In an interview on ESPN minutes after the rankings were released, Jeff Long, the committee’s chairman and Arkansas’s athletic director, stressed that the members looked at teams’ complete body of work.

“It’s important for me to point out we really don’t look at it as a conference,” Long said. “We look at those teams, we analyze the teams they played, and we looked at the successes they had, the failures they had.”

The final rankings, released the Sunday after several conferences hold their championship games, will determine the composition of the six playoff-affiliated bowls, including the two semifinal bowls.

There are many more weeks of action left to jumble the playoff picture. Four of the top six teams are in the Southeastern Conference’s West Division, and there are several matchups between them, including Auburn’s game at Mississippi on Saturday night.

Tuesday’s rankings were nonetheless intensely anticipated because they offer the first glimpse at what the committee will place value on before it decides the final four.

“It’s early, it’s close and it’s going to change,” Long said in a statement.

Mississippi State, which has quality wins against Auburn and at L.S.U., is a relatively uncontroversial No. 1 pick. It still has games at Alabama and at Mississippi. Florida State’s two best victories of the season, against Clemson and Notre Dame, both at home, were decided late. The Seminoles beat the Tigers in overtime and secured the other win after an apparent go-ahead touchdown by the Irish in the final minute was called back because of a penalty. Its toughest remaining contest is likely to be Thursday night at Louisville.

Before Tuesday, members of the committee talked about the importance of strength of schedule. The Bowl Championship Series, in place for the previous 16 seasons, “was strictly driven by computer rankings, all of which included strength-of-schedule to some extent,” Bill Hancock, the playoff’s executive director who does not have a vote, said at the start of the season. “But we believe that the committee probably would give more weight to the strength-of-schedule than the computer rankings did.”

The respect shown to Auburn, which crushed L.S.U. and beat Kansas State on the road, displayed the importance of strength of schedule. So did the members’ snubbing of Marshall, which at 8-0 has the best record in the Football Bowl Subdivision but has not played a single team in the so-called Big 5 conferences.

On the other hand, Arizona, at No. 12, did not seem to get full credit for defeating Oregon on the road. The same might be said for No. 13 Baylor, which narrowly beat T.C.U. at home.

In the playoff semifinals, the top seed will play the fourth seed, and the second will play the third. The top seed will be placed where it has a stronger home-field advantage. This season, the two semifinal games will be the Rose Bowl and the Sugar Bowl, on Jan. 1. The championship game will be held Jan. 12 at AT&T Stadium in Arlington, Tex.

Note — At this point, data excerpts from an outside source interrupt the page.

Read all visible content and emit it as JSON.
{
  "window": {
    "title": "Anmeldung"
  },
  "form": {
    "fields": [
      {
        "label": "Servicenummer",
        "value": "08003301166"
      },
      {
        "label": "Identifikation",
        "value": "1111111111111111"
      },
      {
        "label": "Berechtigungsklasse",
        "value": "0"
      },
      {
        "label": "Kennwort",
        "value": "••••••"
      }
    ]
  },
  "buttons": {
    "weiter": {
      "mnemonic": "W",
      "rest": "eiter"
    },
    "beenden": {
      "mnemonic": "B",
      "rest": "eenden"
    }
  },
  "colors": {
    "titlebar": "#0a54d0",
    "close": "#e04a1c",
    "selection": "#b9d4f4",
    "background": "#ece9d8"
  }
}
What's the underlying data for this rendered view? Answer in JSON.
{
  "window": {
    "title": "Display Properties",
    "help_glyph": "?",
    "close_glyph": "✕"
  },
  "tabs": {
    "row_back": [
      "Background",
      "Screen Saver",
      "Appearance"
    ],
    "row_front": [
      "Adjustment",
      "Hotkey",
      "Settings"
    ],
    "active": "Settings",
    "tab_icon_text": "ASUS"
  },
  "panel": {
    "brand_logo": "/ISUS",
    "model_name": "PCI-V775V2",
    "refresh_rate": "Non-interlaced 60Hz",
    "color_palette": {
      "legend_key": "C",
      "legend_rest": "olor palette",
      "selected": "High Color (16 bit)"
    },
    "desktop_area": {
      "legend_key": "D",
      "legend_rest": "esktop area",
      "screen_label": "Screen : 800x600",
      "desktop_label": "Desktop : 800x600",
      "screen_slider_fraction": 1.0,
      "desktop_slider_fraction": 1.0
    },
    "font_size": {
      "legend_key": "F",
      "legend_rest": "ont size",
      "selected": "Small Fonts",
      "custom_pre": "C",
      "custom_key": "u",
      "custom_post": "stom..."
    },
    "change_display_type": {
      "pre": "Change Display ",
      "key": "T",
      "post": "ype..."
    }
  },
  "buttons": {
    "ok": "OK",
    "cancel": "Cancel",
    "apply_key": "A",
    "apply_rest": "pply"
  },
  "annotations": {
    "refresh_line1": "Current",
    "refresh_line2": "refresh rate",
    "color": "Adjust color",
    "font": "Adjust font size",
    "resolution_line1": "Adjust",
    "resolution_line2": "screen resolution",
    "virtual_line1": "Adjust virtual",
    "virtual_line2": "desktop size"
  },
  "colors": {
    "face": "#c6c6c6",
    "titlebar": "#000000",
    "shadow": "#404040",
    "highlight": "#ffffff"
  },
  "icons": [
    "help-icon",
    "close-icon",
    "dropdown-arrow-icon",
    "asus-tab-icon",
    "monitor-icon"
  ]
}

This season, the teams competing in the Orange, the Fiesta, the Cotton and the Peach Bowls will also be determined in part by the committee’s rankings.

The top-ranked conference champion from the so-called Group of Five — the F.B.S. conferences outside the Big 5 — is guaranteed a berth in one of those bowls. East Carolina, at No. 23, is on pace to receive that spot, assuming it wins its conference.

The playoff committee will meet weekly and release six more sets of rankings. The members — which include five athletic directors, like Long and Wisconsin’s Barry Alvarez; former coaches like Tom Osborne; and Condoleezza Rice, the former secretary of state — have been encouraged to let Long and Hancock represent the group to the news media. A 13th member, Archie Manning, is on leave this season because of health issues.

Long will hold weekly interviews to explain the rankings on ESPN, which has a 12-year, $7.3 billion contract with the 10 F.B.S. conferences (plus a few independents) for the playoff. The committee’s ballots are secret.

The committee has access to game tape as well as advanced statistics.

“Without a doubt, these rankings are going to be scrutinized like no other,” Steve Wieberg, a former college football reporter who is on the committee, said last week, adding that there was “no collaborative process like this one.”